Blanc : une galerie d'art à ciel ouvert

Blanc : une galerie d'art à ciel ouvert

Installée depuis environ deux mois aux abords de la rue Sainte-Catherine dans le Village, la Galerie blanc interpelle par sa pureté provocatrice. Alexandre Berthiaume signe la conception de ce musée extérieur qui fait sensation. Rencontre.

ID / Quel a été le point de départ du projet?

AB / À la base, ce n'est pas une demande de la Ville, mais une proposition que mon associé et moi avons amenée à la Société de Développement Commercial (SDC) du Village. Mon ami les avait approchés avec l'idée de proposer des photos géantes sur les bâtiments du quartier.
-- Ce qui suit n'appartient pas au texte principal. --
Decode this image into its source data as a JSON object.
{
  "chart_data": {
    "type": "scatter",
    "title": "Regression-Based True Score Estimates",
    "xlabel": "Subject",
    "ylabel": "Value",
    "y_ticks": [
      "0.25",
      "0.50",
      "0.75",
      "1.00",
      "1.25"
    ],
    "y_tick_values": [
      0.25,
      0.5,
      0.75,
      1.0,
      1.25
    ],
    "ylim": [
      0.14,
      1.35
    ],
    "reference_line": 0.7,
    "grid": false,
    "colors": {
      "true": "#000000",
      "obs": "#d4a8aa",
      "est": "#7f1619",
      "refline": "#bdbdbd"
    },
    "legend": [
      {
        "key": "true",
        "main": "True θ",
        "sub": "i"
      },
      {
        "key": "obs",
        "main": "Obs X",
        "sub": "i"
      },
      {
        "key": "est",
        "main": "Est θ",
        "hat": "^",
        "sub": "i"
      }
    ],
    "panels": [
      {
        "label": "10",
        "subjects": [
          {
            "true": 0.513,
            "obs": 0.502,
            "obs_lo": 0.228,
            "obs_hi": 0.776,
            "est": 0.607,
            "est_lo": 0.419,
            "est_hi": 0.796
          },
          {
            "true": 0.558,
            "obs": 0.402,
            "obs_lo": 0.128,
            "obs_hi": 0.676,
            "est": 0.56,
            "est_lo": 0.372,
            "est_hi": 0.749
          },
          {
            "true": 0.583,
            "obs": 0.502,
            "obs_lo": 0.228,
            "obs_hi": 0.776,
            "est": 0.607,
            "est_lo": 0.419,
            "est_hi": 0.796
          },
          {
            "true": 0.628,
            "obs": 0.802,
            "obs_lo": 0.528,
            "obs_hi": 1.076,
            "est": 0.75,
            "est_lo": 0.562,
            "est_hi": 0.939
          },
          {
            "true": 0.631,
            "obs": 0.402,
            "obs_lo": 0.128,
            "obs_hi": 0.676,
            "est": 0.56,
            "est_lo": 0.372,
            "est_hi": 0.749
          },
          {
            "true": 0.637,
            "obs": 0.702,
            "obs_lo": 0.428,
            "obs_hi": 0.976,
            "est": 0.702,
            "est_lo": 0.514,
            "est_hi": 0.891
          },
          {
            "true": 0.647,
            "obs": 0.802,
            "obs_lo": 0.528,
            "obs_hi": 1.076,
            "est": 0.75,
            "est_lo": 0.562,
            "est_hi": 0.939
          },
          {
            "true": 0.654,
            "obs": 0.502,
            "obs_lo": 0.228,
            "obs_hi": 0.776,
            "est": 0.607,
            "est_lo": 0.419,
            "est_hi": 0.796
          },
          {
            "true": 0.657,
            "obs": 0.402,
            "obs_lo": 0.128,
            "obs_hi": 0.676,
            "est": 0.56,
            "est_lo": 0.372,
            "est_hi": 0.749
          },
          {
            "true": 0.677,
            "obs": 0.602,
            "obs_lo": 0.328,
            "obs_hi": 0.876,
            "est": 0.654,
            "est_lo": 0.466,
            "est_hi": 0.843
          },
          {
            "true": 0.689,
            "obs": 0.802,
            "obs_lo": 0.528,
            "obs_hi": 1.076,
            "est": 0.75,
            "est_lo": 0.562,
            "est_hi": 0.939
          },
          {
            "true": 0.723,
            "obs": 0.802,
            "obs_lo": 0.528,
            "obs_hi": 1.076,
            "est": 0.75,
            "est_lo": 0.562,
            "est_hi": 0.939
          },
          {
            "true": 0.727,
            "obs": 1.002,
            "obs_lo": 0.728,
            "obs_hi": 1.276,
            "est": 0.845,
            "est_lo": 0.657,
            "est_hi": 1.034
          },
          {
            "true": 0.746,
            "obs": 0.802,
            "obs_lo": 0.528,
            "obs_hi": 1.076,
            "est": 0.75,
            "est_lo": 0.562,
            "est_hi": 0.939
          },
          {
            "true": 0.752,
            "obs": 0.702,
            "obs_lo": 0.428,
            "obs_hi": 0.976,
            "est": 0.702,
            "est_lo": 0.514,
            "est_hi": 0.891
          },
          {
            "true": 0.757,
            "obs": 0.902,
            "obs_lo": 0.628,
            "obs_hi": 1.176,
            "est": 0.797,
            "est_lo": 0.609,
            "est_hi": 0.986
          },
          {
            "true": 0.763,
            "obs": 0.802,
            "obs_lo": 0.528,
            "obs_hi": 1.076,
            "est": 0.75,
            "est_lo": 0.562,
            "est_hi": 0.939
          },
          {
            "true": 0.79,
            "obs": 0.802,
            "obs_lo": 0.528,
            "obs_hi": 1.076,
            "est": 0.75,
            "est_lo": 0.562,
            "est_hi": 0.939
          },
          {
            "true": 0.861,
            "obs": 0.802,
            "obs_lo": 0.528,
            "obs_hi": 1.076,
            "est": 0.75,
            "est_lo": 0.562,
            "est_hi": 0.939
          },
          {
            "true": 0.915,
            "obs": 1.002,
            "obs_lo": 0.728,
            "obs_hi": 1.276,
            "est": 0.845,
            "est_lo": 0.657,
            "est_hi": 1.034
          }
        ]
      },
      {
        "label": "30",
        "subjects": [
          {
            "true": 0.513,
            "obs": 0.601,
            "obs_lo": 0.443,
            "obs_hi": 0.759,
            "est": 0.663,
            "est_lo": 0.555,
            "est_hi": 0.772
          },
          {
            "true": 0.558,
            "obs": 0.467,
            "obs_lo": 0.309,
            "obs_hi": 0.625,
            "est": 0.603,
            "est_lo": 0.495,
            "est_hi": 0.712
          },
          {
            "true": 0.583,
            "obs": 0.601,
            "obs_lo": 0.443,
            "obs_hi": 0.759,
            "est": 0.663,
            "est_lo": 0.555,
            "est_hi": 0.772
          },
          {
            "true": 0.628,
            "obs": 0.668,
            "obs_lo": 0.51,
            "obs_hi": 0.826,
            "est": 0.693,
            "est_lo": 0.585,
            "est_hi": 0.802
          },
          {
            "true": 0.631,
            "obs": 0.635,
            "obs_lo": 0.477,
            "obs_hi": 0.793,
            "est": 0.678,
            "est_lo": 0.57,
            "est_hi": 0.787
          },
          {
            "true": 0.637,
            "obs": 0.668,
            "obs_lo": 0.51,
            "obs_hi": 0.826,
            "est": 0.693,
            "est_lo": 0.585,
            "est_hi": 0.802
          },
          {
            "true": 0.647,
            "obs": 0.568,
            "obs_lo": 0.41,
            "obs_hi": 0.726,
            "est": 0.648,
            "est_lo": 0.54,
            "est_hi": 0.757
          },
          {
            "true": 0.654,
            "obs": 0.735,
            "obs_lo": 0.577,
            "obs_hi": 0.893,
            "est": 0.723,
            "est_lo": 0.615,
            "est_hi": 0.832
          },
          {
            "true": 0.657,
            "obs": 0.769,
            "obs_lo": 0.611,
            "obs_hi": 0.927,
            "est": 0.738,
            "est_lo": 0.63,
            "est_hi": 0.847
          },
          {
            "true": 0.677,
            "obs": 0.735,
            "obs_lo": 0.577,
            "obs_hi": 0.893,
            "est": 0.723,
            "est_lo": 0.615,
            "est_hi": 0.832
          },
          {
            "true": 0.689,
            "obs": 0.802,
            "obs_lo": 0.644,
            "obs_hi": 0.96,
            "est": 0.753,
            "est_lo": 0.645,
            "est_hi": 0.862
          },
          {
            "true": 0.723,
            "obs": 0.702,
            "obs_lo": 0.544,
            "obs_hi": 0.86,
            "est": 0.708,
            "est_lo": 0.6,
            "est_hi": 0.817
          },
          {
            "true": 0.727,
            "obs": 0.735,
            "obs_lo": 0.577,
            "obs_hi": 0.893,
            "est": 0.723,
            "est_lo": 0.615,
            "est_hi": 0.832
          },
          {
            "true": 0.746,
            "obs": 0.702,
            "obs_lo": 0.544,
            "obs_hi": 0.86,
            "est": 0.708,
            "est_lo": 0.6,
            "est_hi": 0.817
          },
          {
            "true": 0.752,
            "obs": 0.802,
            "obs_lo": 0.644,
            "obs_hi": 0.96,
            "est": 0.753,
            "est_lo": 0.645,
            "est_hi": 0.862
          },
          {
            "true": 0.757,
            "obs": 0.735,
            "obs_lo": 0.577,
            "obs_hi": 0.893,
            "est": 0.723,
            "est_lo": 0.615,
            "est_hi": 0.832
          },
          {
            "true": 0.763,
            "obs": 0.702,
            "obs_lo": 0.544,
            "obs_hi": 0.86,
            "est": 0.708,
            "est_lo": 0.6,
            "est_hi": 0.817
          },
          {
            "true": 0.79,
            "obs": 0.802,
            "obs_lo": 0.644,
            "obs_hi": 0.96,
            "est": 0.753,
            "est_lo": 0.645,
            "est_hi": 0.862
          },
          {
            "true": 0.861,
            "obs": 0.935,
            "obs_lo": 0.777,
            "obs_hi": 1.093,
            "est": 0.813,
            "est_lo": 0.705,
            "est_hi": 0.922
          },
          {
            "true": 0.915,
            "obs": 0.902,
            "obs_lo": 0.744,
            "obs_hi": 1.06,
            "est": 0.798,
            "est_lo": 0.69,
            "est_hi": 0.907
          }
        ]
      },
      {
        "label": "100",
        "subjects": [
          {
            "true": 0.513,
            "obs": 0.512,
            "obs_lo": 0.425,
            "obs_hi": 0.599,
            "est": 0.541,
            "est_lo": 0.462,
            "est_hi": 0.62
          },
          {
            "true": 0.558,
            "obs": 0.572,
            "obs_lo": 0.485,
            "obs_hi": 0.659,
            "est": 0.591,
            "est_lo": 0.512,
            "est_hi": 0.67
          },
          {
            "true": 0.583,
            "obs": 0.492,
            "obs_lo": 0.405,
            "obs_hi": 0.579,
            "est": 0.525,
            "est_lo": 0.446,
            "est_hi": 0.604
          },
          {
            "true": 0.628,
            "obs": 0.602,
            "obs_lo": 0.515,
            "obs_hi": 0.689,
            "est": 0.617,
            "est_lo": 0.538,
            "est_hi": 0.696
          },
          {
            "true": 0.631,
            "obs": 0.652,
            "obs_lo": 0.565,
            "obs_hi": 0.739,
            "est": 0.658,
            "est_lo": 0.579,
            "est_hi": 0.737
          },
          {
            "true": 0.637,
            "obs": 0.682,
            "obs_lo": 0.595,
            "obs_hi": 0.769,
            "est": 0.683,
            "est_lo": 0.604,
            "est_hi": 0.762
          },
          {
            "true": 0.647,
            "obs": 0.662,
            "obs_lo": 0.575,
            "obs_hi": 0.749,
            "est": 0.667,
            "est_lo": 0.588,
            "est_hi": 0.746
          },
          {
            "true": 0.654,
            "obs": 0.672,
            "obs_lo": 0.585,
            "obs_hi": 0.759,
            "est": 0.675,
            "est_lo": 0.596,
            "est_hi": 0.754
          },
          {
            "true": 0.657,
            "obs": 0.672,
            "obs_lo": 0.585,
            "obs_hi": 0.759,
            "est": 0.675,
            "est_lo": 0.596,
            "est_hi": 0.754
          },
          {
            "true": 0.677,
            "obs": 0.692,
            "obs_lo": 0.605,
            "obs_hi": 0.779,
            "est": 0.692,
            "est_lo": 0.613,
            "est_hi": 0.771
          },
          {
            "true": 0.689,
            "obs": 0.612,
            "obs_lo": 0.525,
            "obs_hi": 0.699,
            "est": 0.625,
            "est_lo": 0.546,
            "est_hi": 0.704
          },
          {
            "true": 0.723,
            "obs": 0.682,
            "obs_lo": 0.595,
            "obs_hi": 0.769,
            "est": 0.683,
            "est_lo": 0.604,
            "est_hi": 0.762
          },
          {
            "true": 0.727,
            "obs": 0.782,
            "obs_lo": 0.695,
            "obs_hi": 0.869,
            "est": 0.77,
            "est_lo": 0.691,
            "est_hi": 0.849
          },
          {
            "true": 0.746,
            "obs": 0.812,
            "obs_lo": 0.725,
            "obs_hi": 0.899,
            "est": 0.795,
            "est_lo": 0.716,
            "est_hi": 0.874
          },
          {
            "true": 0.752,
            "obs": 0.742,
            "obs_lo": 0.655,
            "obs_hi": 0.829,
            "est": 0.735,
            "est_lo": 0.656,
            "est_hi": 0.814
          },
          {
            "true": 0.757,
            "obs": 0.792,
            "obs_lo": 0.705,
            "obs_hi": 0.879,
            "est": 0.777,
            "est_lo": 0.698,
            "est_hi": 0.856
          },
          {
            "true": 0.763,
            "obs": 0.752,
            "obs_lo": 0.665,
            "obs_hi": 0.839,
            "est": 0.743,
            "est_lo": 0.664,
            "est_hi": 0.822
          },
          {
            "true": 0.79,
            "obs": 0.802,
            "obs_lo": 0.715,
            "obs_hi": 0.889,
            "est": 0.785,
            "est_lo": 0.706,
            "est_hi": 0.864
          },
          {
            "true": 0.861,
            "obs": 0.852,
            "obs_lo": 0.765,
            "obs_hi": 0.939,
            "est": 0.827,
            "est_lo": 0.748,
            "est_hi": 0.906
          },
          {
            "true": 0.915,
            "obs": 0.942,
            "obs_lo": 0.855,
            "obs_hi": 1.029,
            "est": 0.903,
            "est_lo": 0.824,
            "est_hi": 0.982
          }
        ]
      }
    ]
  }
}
Cela s'est déjà vu ailleurs dans le monde comme au Québec, alors en discutant ensemble un peu plus du projet, j'ai eu l'idée de regrouper les oeuvres en un seul lieu. 

D / Comment est venue l'idée du blanc comme concept?

AB / Une chose qui me dérange dans l'art urbain, c'est que la ville est très chargée visuellement et souvent l'oeuvre éphémère n'est pas mise en valeur. J'ai donc rapidement fait le lien avec un musée ou une galerie où le blanc représente la pureté, l'absence de matière qui met à l'honneur les oeuvres d'art. Je voulais qu'on sente qu'on est dans un lieu.

ID / Comment cela a été reçu?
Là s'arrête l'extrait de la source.